GENOVA – Il prezzo di una tazzina di caffè al banco a Genova è salito a 1,10 euro e arriva fino ad 1,70 euro al tavolo. A Genova sono impazziti? Portare il caffè a un prezzo da record nella città paradigma della parsimonia non può forse risultare un suicidio come per i giornali, che ormai l’euro di prezzo se lo sono scordato, arrivando a 1,40 e anche 1,50?
Sembra che la passione per il caffè prevalga sul prezzo e il calo sembra essere stato intorno al 5 per cento, calo su cui gli editori italiani firmerebbero col sangue. Forse il problema del prezzo non può essere scisso da quello del prodotto: il caffé piace e non se ne può fare a meno, i giornali, invece…
Per il giornale di Genova Il Secolo XIX, anche se
“in Italia toccare il caffè è come aumentare l’Imu”
non c’era alternativa:
“L’aumento dell’Iva dal gennaio scorso e poi il caro trasporti ma soprattutto le spese fisse in salita, a carico degli esercenti: questi i meccanismi dietro l’effetto aggiustamento scattato negli ultimi mesi sul costo medio di un espresso in particolare nei locali del centro. Un ritocco significativo perché storicamente apripista del ritocco all’insù di larga parte del listino prezzi”.
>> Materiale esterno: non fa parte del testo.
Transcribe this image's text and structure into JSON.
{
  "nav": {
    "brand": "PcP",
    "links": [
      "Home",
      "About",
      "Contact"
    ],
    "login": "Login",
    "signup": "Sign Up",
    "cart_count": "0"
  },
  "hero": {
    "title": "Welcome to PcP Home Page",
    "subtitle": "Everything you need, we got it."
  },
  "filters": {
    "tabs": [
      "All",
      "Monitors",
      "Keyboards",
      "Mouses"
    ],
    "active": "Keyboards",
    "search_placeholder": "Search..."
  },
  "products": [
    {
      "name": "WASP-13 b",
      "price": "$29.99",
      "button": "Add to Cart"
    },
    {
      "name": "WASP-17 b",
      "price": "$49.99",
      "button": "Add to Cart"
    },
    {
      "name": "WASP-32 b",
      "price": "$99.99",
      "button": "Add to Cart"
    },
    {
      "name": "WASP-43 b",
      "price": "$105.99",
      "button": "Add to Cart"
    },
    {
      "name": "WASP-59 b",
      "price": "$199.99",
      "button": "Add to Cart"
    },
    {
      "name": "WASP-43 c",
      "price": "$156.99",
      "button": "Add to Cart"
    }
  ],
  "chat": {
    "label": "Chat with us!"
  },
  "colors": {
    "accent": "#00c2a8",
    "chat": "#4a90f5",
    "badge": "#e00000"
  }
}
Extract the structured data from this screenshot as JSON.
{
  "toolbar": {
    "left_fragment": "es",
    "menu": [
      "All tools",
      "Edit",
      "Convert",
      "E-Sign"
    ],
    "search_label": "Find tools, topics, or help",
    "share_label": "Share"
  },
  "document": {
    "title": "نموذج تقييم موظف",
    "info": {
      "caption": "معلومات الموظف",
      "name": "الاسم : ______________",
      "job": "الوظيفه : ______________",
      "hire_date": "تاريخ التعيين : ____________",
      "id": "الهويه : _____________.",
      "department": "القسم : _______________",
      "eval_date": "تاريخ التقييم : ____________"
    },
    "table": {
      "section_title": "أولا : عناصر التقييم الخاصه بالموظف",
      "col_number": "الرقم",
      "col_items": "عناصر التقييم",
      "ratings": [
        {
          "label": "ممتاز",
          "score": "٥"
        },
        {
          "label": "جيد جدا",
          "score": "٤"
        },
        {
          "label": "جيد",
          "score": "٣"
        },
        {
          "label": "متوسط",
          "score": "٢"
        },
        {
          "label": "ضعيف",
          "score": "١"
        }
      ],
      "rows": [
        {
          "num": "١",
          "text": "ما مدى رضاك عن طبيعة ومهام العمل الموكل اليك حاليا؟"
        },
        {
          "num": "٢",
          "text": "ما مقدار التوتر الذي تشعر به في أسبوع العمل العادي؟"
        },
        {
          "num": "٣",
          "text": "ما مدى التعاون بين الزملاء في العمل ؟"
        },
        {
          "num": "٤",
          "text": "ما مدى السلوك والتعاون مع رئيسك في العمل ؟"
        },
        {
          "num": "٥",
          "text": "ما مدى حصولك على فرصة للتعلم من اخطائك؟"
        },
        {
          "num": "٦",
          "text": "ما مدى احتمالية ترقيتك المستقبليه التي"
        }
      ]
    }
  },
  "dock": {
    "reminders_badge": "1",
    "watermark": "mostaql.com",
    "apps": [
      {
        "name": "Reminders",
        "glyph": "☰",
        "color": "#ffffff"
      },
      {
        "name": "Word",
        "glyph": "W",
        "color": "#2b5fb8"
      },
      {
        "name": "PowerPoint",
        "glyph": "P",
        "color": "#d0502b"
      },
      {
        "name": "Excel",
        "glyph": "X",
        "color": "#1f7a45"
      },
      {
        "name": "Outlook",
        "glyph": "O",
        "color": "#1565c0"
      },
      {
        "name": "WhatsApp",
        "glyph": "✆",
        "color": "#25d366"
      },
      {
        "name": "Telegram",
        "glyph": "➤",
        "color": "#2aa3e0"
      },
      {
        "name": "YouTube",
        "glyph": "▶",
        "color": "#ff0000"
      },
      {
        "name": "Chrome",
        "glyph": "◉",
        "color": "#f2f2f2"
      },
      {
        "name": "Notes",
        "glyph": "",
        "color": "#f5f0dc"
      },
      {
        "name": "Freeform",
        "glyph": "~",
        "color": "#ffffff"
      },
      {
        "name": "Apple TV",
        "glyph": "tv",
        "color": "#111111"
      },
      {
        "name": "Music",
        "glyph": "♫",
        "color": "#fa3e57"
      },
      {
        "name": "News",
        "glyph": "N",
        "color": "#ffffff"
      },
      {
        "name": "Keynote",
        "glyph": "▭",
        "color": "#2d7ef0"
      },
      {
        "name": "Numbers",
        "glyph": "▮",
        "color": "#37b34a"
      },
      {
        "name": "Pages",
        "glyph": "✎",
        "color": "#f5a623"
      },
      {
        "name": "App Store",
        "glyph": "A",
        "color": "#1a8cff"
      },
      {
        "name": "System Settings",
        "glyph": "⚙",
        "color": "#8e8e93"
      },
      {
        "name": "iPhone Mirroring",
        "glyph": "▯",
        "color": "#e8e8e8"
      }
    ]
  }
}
Fabrizio Murena, titolare di una caffetteria del centro di Genova e presidente dell’associazione di settore per l’Associazione dei commercianti, ha spiegato a Valentina Carosini del Secolo XIX che l’aumento è figlio della crescita delle spese:
“Non solo le materie prime ma tutti i costi fissi aumentano costantemente. Poi dipende anche dal tipo di miscela che si sceglie di usare”.
Ad incidere sono soprattutto tasse e imposte:
“È una crescita costante; poi c’è la gestione: ogni quattro anni cambiamo le macchine che si usurano, con prezzi tra i 7 e i 10mila euro. Negli ultimi cinque anni abbiamo avuto almeno tre aumenti forti del caffè. Al banco il prezzo è rimasto invariato, quel 10% in più non copre invece gli aumenti su zucchero o latte dovuti all’inflazione: aggiustamenti annuali, mentre il listino dei bar non viene aggiornato ogni 12 mesi”.
Altra spiegazione dalla Bottega del Caffé:
“Il caffè è aumentato al chilo, già da 7-8 mesi; per un po’ abbiamo tenuto, poi siamo passati ad 1,10 euro per la tazzina di espresso. A salire è anche la spesa dello zucchero: prima, quando avevamo lo sfuso era contenuto. Ora con le bustine confezionate la quantità di prodotto persa non è neppure calcolabile”.
Vito, barista in un altro locale del centro, analizza l’elasticità della domanda di caffè:
“All’inizio i clienti non se lo aspettavano, poi si sono abituati. Un po’ di calo c’è stato, nell’ordine del 5% non di più. Anche altri locali si sono adeguati”.
Fabrizio Murena conferma attribuisce il calo alla recessione e difende l’aumento del prezzo:
“Una contrazione per la crisi generale c’è stata, non dovuta direttamente ai 10 centesimi in più per un espresso. Nell’ultimo decennio parliamo di una forbice dal 10 al 30% di caffè in meno. Poi si sono diffuse le macchinette per la casa o l’ufficio. Invece di prenderne tre come un tempo, nell’arco di una giornata, ne prendono solo uno. L’unica cosa da fare è puntare sulla qualità”.
Il problema sembra essere, per il caffé come per i giornali, quello della qualità, che non è la qualità secondo chi li produce ma secondo chi deve pagare.
Nel bar Mangini, quello che aveva tra i suoi clienti abituali Sandro Pertini quando viveva a Genova e dirigeva il Lavoro, il prezzo della tazza di caffè lo hanno portato ad 1,10 euro in aprile 2014, ma non sembrano essersene accorti:
“Ma nel prezzo complessivo di una colazione, un aumento così basso non si avverte”.